Every year since 2012 I have presented to early childhood educators on their path to becoming daycare providers at community colleges in Massachusetts.


Why does their professor bring me in every year to speak? It’s because she is aware of the burnout rate among early childhood educators, with nearly 30% leaving the field within the first 5 years of joining. And just think of how hard they hard to work to get there (not to mention maintain their credentials.)

 

She and I joined forces because we knew how important extra tools are to the longevity of a career in education. We also know how important social-emotional learning, mindfulness, and repetitious flows of yoga can be for young children. We wanted to make the future-educators’ jobs better and we wanted to give them the tools to stay in the field. We also want their students to be equipped with the tools of self-care and mindful breath. It became an obvious union for us to band together to support her students.


As someone that has studied early childhood education for 17 years that also left the formal classroom in 2011, I understand the desire to flee the field. The work is difficult. The requirements for professional development mean spending nights and weekends and MONEY to stay legitimate. The pay isn’t amazing. The children are showing up with more and more sensory and behavioral issues. We know the kids are overstimulated and we are overstimulated. Often times it makes for the underequipped and overstretched leading the over-stimulated and un-prepared.

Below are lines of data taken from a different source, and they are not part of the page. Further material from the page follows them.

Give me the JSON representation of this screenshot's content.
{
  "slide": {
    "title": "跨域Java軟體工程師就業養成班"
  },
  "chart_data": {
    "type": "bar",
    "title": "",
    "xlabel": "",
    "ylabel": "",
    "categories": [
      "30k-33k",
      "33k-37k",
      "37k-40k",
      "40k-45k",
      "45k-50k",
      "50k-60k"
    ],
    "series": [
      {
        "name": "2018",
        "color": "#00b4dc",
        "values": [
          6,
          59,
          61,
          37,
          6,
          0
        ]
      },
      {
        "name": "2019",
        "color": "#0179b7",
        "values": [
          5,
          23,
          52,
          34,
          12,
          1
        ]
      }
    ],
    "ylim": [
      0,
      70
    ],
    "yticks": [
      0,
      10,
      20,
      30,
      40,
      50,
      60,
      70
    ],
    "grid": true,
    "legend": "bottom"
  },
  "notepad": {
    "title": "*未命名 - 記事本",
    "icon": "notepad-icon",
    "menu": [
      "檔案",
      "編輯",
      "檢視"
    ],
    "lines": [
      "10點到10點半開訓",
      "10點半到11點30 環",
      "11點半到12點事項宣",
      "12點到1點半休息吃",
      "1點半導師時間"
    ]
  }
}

So how do we equip early childhood educators to care for themselves and to teach the children in their care? 


And how do we prepare young children for learning readiness?


And how do we prepare the children with the strategies they need to ask for what they need, and to notice, name, and manage big feelings?


We look to yoga, mindfulness, and activities for social-emotional learning as a synthesis for this.


The structure of social-emotional learning and early childhood routines are PERFECT for integrating the skills of yoga and mindfulness. And if teachers can experience these activities along with their students in a low-pressure way, they gain firsthand experience of how breath, awareness, and slowing down can also help THEM.


What do we present?

The Self-care Balancing Act:

We examine our technology use, eating habits, sleep patterns, and overall activity to check with our own lives and notice what may be out of balance.

We try out breathing, relaxation, and gentle movement practices to have the first-hand experience with self-care.



Integrating yoga and mindfulness into the early childhood day: We practice yoga and mindfulness through an early childhood lens. Incorporating rhythm, rhyme, repetition, animals, storytelling, breath, movement, and SEL, we synthesize the needs of children into single activities. We learn to invoke the feelings, the body, our needs, communication, and help children try it, teach it back, and take ownership.